Текст книги "Midian"
Автор книги: Анастасия Маслова
Жанр: Современные любовные романы, Любовные романы
Возрастные ограничения: +18
сообщить о неприемлемом содержимом
Текущая страница: 1 (всего у книги 37 страниц)
Midian
Анастасия Маслова
Руководитель международного литературного проекта “К западу от октября” Артур Коури
Иллюстрация на обложке, а также внутренние иллюстрации Анастасия Маслова
© Анастасия Маслова, 2023
ISBN 978-5-0055-7146-5
Создано в интеллектуальной издательской системе Ridero
Вступление
В первую очередь Анастасия Маслова известная среди любителей тяжелой музыки и особенно группы Cradle of Filth портретами музыкантов. Собственно, сам Дэни Филс оценил их, а также иллюстрации к этому роману. Так мы и познакомились, когда искал художницу, которая смогла вопллотить особенный заказ. Арты выложенные Настей на «Крестах» (так именуют в народе фан-паблик М. Мэнсона) мне очень понравились. Затем оказалось, что она также пишет и редактировала тогда свой юношеский роман. Мы сразу решили вписать его в серию. Он продолжит условную готическую линию. Но не ищите здесь отсылок к первоисточнику, повести «Кабал» Клайва Баркера. «Midian» вдохновлён одноимённым альбомом Cradle of Filth, особенно их харизматичным и симпатичным фронтменом.

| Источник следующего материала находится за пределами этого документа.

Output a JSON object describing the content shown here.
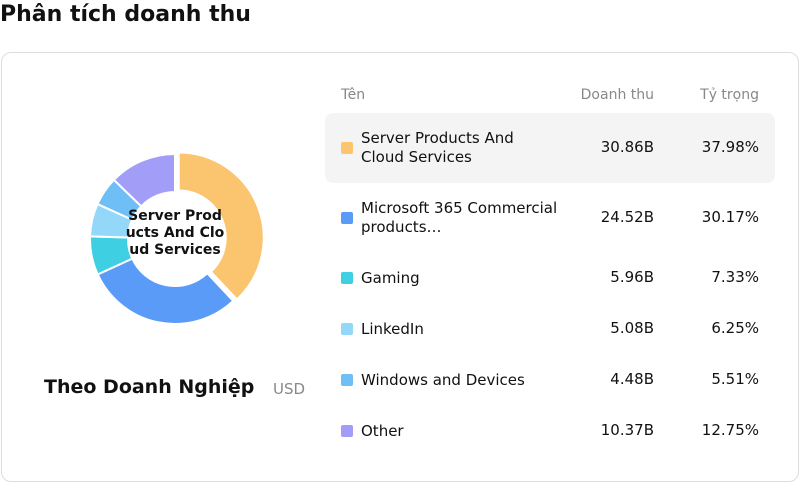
{
  "page_title": "Phân tích doanh thu",
  "chart_data": {
    "type": "donut",
    "title": "Theo Doanh Nghiệp",
    "unit": "USD",
    "table_headers": [
      "Tên",
      "Doanh thu",
      "Tỷ trọng"
    ],
    "categories": [
      "Server Products And Cloud Services",
      "Microsoft 365 Commercial products…",
      "Gaming",
      "LinkedIn",
      "Windows and Devices",
      "Other"
    ],
    "values": [
      37.98,
      30.17,
      7.33,
      6.25,
      5.51,
      12.75
    ],
    "value_labels": [
      "37.98%",
      "30.17%",
      "7.33%",
      "6.25%",
      "5.51%",
      "12.75%"
    ],
    "revenue": [
      30.86,
      24.52,
      5.96,
      5.08,
      4.48,
      10.37
    ],
    "revenue_labels": [
      "30.86B",
      "24.52B",
      "5.96B",
      "5.08B",
      "4.48B",
      "10.37B"
    ],
    "colors": [
      "#fbc46e",
      "#5b9bf8",
      "#3ecfe3",
      "#93d7f9",
      "#6fbef5",
      "#a29ef8"
    ],
    "highlighted": 0
  }
}
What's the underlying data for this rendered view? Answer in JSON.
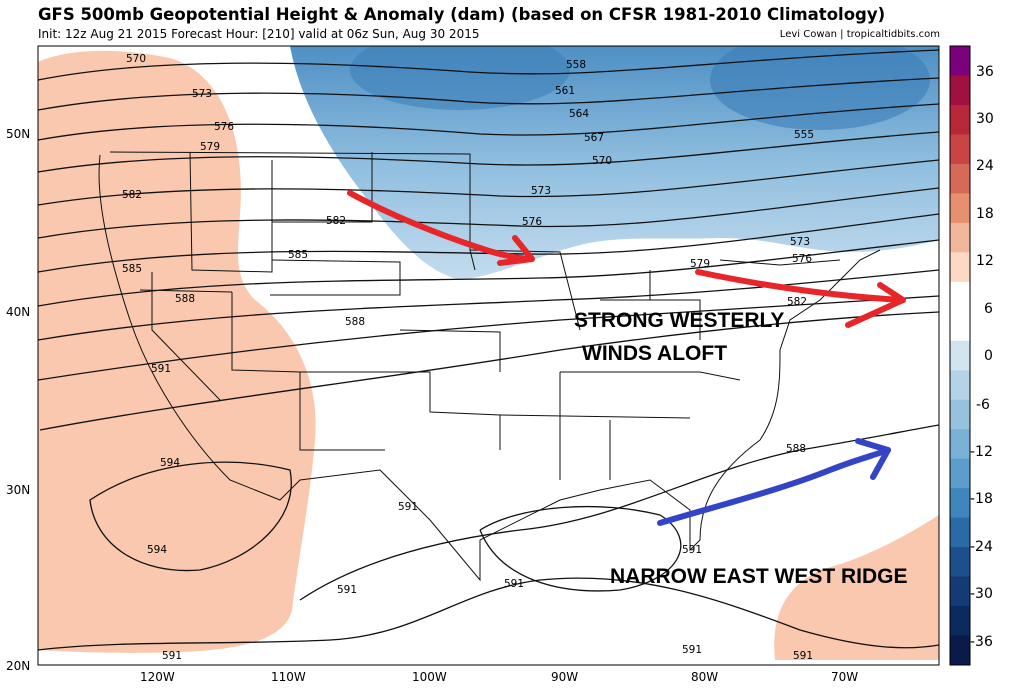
{
  "header": {
    "title": "GFS 500mb Geopotential Height & Anomaly (dam) (based on CFSR 1981-2010 Climatology)",
    "subtitle": "Init: 12z Aug 21 2015   Forecast Hour: [210]   valid at 06z Sun, Aug 30 2015",
    "credit": "Levi Cowan | tropicaltidbits.com"
  },
  "axes": {
    "lon_ticks": [
      "120W",
      "110W",
      "100W",
      "90W",
      "80W",
      "70W"
    ],
    "lat_ticks": [
      "50N",
      "40N",
      "30N",
      "20N"
    ]
  },
  "contour_labels": [
    "570",
    "573",
    "576",
    "579",
    "582",
    "585",
    "588",
    "591",
    "594",
    "594",
    "591",
    "591",
    "591",
    "591",
    "558",
    "561",
    "564",
    "567",
    "570",
    "573",
    "576",
    "582",
    "585",
    "588",
    "579",
    "582",
    "588",
    "573",
    "576",
    "555",
    "591",
    "591",
    "591"
  ],
  "annotations": {
    "westerlies": "STRONG WESTERLY",
    "westerlies2": "WINDS ALOFT",
    "ridge": "NARROW EAST WEST RIDGE"
  },
  "colorbar": {
    "ticks": [
      "36",
      "30",
      "24",
      "18",
      "12",
      "6",
      "0",
      "-6",
      "-12",
      "-18",
      "-24",
      "-30",
      "-36"
    ],
    "colors": [
      "#7b007b",
      "#a01040",
      "#b8283a",
      "#c94444",
      "#d66a58",
      "#e6906f",
      "#f2b79b",
      "#fbd9c4",
      "#ffffff",
      "#ffffff",
      "#d2e4f0",
      "#b4d3e8",
      "#97c2df",
      "#7ab1d6",
      "#5d9dcb",
      "#3f86bc",
      "#2a6aa6",
      "#1d4f8d",
      "#143b75",
      "#0d2a5e",
      "#0a1b4a"
    ],
    "color_semantics": {
      "positive_anomaly": "#f9c8ae",
      "negative_anomaly": "#7fb2d8",
      "zero": "#ffffff"
    }
  },
  "arrows": {
    "westerly_color": "#e8262a",
    "ridge_color": "#3444c8"
  }
}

Первобытное зло в облике очаровательной женщины велело призвавшему его возвести город и создать там Культ. А ценою за новый статус Седвига стало родовое проклятие… Спустя 400 лет богатый и властный старик, потомок рода Велиаров, томиться в готическом поместье наречённом им склепом, стоявшем высоко над лесом. Судьба сводит его с единственным наследником, с их встречи начинается неторопливое, бархатное и меланхоличное повествование. Дэни должен будет принять наследие и встретиться с демонами из прошлого. Попутно он приобретёт верных друзей, влившись в аудиторию клуба "Лимб" (где брутальные бунтари-философы вынашивали революционные планы), сам станет музыкантом, и пройдя сквозь разные соблазны обретёт истинную любовь.
С уважением, Артур Коури.
22. 11. 21
Книга I
Змея оправдана звездой,
Застенчивая низость – небом.
Топь – водопадом, камень – хлебом.
Чернь – Марсельезой, царь – бедой.
Стан несгибавшийся – горбом
Могильным, – горб могильный – розой…
М. Цветаева
Призраки
А начать нужно с того, что Артур Велиар – это незаурядный человек почтенного возраста. В его распоряжении был родовой особняк на самой окраине Мидиана. В свою очередь, Артуром владели чёрные призраки его прошлого.
Пусть щёки его были покрыты сетью морщин, а бледные тонкие веки надвинулись на усталые глаза, но время не тронуло главного – его памяти. А та делала его облик хмурым и тяжким. Точно на худые и порядком сгорбленные плечи рухнула скала. Артур всё думал, молчал и вздыхал, иногда принимая нехотя гостей или изредка обмениваясь сухим и надменным словом со слугой, который руководил в доме бытовыми вопросами. Заслуженный покой его старости стал покоем почти загробным. Почтеннейший называл особняк «склепом». И это был довольно помпезный, колоритный склеп.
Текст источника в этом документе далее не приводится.